La dichiarazione mi dà un certo fastidio, lo confesso. È un fastidio profondo lì alla bocca dello stomaco. Una reazione involontaria che chiama in causa i sensi prima del raziocinio. Mi sento interpellata da donna, da madre e da figlia allo stesso tempo. Un po’ di anni fa si smetteva di allattare solo in casi estremi, le ragazzine storcendo il naso oggi direbbero: “Erano altri tempi” e mai come in questo caso sono d’accordo con loro. Erano altri tempi quelli in cui l’allattamento non voleva dire annullarsi. Ma nel tentativo di inseguire la chimera della modernità, oggi, abbiamo confuso il termine annullamento con sacrificio ed è proprio perché abbiamo smarrito il senso del sacrificarsi per amore, che tutto sembra stia andando a rotoli.

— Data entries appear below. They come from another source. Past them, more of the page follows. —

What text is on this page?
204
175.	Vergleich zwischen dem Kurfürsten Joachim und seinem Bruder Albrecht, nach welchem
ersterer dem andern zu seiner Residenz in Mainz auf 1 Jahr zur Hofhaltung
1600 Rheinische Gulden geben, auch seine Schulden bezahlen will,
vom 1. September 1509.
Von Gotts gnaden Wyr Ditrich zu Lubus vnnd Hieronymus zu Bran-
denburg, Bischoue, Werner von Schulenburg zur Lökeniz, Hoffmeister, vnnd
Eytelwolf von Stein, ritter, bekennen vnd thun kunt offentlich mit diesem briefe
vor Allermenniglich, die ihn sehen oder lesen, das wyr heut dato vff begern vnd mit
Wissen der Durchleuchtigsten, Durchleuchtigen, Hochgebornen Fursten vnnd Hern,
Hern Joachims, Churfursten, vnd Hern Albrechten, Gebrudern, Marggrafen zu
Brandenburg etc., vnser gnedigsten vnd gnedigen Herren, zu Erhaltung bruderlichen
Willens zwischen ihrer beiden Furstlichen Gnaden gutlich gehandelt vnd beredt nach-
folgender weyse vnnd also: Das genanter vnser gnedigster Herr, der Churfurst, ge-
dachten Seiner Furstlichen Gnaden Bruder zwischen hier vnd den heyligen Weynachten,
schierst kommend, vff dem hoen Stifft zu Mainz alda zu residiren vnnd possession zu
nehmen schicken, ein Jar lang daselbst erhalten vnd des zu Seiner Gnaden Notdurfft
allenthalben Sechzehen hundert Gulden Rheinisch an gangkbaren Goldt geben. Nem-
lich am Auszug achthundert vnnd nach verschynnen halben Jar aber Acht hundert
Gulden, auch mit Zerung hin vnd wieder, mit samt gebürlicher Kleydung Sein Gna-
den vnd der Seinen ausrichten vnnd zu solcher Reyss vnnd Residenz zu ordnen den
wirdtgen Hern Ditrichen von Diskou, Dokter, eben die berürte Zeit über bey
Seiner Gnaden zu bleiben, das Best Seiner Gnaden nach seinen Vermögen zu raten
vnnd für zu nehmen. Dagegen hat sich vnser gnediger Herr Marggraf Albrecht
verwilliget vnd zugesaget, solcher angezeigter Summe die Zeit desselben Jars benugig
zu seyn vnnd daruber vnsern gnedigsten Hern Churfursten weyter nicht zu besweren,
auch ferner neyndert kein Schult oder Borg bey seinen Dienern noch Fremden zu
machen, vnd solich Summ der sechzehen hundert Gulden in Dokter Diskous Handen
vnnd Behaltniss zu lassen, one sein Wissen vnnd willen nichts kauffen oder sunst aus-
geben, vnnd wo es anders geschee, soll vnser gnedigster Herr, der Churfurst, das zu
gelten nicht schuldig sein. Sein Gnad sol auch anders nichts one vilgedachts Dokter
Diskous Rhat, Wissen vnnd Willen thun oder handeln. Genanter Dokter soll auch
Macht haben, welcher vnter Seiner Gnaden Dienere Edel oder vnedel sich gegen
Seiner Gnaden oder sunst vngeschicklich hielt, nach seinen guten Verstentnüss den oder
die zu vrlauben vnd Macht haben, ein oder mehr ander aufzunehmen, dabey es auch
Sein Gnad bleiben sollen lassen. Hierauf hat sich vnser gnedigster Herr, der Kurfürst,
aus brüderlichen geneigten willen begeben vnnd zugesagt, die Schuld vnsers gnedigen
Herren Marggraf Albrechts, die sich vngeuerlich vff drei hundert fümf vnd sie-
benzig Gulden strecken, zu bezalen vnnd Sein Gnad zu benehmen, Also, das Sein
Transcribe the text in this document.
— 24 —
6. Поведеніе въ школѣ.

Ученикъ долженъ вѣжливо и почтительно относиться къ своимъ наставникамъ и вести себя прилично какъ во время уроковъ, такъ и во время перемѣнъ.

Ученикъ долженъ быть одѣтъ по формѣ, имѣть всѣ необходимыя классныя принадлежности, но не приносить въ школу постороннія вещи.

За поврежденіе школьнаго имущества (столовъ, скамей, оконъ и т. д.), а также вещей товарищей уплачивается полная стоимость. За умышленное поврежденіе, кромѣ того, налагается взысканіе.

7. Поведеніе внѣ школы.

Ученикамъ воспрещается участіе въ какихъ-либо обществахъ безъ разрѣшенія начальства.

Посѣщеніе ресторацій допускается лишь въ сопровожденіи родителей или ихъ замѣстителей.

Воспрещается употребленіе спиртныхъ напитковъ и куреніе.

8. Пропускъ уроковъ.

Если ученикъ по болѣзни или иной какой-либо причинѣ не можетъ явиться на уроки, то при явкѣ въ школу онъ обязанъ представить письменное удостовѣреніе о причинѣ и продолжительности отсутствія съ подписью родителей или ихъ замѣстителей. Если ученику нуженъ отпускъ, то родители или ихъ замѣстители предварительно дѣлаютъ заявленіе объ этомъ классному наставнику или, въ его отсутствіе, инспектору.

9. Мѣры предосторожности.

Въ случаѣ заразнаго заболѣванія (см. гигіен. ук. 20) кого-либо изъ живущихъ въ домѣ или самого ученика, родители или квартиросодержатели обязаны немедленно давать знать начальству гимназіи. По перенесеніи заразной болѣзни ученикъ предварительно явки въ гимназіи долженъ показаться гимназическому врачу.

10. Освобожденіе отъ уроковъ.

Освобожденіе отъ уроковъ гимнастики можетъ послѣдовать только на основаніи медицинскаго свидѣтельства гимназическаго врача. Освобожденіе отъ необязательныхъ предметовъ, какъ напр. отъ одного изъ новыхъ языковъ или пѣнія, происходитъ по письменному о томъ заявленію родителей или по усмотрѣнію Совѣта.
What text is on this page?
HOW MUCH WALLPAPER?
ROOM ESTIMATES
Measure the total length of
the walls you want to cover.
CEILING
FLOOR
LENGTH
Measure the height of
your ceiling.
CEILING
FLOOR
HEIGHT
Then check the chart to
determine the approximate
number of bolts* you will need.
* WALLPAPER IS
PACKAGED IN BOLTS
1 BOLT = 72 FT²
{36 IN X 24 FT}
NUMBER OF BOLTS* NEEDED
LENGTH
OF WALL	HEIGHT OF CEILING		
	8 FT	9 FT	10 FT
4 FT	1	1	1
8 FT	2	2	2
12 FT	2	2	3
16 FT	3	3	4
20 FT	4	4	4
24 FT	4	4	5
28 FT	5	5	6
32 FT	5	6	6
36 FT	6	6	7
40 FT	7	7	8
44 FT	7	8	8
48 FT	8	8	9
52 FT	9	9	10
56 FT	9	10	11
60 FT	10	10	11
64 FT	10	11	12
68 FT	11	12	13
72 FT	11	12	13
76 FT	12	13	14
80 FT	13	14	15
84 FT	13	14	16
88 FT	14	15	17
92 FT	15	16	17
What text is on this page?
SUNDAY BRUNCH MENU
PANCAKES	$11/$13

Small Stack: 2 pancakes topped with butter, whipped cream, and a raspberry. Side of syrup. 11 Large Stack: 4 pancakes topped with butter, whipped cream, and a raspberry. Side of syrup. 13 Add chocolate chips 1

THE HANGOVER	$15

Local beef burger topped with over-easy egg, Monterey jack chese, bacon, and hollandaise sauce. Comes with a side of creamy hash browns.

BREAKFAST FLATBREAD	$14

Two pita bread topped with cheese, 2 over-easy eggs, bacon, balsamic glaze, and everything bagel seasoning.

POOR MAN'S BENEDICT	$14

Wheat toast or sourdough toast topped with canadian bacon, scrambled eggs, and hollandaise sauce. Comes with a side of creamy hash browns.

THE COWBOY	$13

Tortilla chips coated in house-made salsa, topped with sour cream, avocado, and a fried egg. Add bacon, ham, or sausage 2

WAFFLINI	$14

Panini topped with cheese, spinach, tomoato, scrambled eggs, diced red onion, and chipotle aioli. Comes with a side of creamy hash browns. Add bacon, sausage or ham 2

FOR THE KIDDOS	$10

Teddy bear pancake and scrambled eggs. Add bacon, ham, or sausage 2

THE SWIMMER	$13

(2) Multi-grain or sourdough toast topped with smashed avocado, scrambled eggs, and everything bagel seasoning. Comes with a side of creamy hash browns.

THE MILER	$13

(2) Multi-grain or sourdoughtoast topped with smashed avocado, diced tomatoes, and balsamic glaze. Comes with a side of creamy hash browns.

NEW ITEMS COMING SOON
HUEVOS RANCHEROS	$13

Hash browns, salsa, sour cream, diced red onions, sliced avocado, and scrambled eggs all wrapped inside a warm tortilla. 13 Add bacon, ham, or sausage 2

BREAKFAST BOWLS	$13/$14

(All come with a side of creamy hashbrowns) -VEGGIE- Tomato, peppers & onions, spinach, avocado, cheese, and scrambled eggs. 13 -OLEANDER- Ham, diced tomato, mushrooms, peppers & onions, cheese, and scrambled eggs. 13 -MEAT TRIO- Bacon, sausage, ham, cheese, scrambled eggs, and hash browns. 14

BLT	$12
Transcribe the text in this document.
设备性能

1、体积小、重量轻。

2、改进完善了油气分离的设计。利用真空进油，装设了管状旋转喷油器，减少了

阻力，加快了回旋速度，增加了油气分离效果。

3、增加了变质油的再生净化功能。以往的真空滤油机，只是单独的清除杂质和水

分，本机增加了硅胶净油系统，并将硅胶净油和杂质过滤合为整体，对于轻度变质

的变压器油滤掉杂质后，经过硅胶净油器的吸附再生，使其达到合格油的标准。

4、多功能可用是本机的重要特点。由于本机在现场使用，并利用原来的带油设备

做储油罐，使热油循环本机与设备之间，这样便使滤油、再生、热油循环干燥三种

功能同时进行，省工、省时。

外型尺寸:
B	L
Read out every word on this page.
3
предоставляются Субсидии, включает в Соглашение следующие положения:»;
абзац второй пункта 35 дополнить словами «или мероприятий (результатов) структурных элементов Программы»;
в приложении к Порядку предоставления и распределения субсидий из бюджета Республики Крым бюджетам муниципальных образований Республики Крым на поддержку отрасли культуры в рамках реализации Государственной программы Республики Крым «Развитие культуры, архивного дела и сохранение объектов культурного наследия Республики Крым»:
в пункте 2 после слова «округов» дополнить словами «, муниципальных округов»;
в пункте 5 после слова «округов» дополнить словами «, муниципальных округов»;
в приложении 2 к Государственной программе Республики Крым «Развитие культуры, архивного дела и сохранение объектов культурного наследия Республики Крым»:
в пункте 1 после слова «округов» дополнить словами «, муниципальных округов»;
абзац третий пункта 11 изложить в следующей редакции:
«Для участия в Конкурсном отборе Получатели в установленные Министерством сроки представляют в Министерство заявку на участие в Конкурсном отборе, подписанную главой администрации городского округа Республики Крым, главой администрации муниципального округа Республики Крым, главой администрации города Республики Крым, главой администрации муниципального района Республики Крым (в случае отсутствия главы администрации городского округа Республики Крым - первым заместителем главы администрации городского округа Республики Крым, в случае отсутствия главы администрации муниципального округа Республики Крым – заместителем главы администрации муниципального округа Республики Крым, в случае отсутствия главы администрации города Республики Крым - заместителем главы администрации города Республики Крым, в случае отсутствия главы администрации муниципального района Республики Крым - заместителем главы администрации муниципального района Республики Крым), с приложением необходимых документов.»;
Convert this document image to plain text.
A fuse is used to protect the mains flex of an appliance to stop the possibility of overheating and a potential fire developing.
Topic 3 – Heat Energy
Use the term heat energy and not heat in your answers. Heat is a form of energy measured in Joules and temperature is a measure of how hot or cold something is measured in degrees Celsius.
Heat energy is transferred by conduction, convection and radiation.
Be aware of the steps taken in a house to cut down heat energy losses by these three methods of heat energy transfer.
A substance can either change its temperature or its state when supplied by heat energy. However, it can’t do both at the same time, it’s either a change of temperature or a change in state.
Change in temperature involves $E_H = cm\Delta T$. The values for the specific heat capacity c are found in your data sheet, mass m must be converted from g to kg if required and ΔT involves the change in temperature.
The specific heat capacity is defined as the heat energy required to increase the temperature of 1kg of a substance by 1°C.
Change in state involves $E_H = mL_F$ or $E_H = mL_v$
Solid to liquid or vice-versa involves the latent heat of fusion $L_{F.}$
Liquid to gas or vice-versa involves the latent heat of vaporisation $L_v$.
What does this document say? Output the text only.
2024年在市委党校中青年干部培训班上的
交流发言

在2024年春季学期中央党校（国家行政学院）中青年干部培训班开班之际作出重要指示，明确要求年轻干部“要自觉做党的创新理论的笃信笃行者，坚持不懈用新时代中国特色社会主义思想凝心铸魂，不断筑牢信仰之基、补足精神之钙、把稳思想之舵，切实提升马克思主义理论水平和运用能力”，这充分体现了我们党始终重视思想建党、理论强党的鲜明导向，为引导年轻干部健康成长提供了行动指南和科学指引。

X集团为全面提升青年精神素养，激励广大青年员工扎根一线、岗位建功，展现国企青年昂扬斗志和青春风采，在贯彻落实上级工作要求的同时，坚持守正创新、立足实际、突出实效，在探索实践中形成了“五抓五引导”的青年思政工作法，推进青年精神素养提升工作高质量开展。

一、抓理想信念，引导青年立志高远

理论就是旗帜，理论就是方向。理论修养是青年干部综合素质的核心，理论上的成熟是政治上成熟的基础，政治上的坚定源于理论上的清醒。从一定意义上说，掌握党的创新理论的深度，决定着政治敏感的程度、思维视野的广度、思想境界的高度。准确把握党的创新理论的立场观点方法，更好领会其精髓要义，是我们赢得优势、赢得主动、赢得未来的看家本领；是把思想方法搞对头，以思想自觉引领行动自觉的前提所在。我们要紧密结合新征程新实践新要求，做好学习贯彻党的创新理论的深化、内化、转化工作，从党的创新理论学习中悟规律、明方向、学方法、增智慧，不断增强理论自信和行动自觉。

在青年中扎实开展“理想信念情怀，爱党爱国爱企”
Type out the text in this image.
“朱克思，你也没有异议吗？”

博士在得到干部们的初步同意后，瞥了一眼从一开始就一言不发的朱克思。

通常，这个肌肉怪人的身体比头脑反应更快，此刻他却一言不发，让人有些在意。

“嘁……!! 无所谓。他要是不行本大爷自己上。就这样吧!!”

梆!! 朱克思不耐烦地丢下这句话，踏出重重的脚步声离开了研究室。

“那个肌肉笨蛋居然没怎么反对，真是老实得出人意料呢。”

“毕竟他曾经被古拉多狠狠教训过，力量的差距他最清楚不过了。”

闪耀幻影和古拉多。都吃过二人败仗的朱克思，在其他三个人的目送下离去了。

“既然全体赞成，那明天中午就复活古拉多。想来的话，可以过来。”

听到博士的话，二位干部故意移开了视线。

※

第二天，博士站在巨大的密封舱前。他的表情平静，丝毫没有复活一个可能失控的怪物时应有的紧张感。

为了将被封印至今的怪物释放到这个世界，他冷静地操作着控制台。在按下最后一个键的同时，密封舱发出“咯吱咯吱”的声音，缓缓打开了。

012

Proviamo, dunque, a chiarirci un po’ le idee a partire dalla storia e dal significato delle parole, compagnie di viaggio nella storia dei secoli. Il termine annullare deriva dal latino ad-nullare, e sta per “rendere nullo, nullificare, annientare”. Mi viene istintivamente difficile collegare questo termine all’allattamento o alle eventuali ragioni per cui una madre smette di farlo. Rifletto invece sul significato originario del termine sacrificio e mi si apre un mondo meraviglioso, ahimè, purtroppo quasi del tutto scomparso.
Sacrificio deriva dal latino sacrificare, composto da sacrum (azione sacra) e -ficium per facere (fare). Sebbene siamo spesso portati ad accostare questo termine all’immagine dei sacrifici umani, delle privazioni, delle mortificazioni e… dell’annullamento di sé, nella sua accezione originaria il termine, come si può intendere dall’etimologia stessa, vuol dire tutt’altro. Sacrificare vuol dire “fare un’azione sacra”, “compiere il sacro”. Sacro è il punto di intersezione tra l’uomo e Dio. Sacro è ciò che dà senso al cammino terreno dell’uomo, che magnifica la storia e la sublima, la orienta verso l’eternità. In questo senso una madre che per allattare suo figlio, rinuncia anche al lavoro, forse non si sta annullando, si sta letteralmente sacrificando. Sta dando compimento a qualcosa di sacro: la maternità.
Mi sembra quasi di intendere che il sacrificio, nella sua accezione originaria, sia il proprium dell’amore stesso, che è donazione completa e, soprattutto, incondizionata di sé. Quale figura al mondo può rappresentare tutto questo se non la madre, colei che dona e si dona per eccellenza e senza riserve?
Nelle parole della Ferragni, espressione della cultura moderna, mi sembra di avvertire il tentativo smodato di una generazione che se da un lato intende l’amore come una forza misteriosa e totalizzante in nome della quale giustificare tutto, dall’altro si guarda bene dal donarsi completamente, in maniera gratuita.
“Amare è donare tutto, donare tutto se stesso”, a dirlo è Santa Teresa di Gesù Bambino. La Santa della Piccola via. Colei che ci insegna a ritrovare Dio nelle piccole cose della vita di ogni giorno, come la vita domestica, il lavoro, la maternità, l’allattamento e… il sacrificio.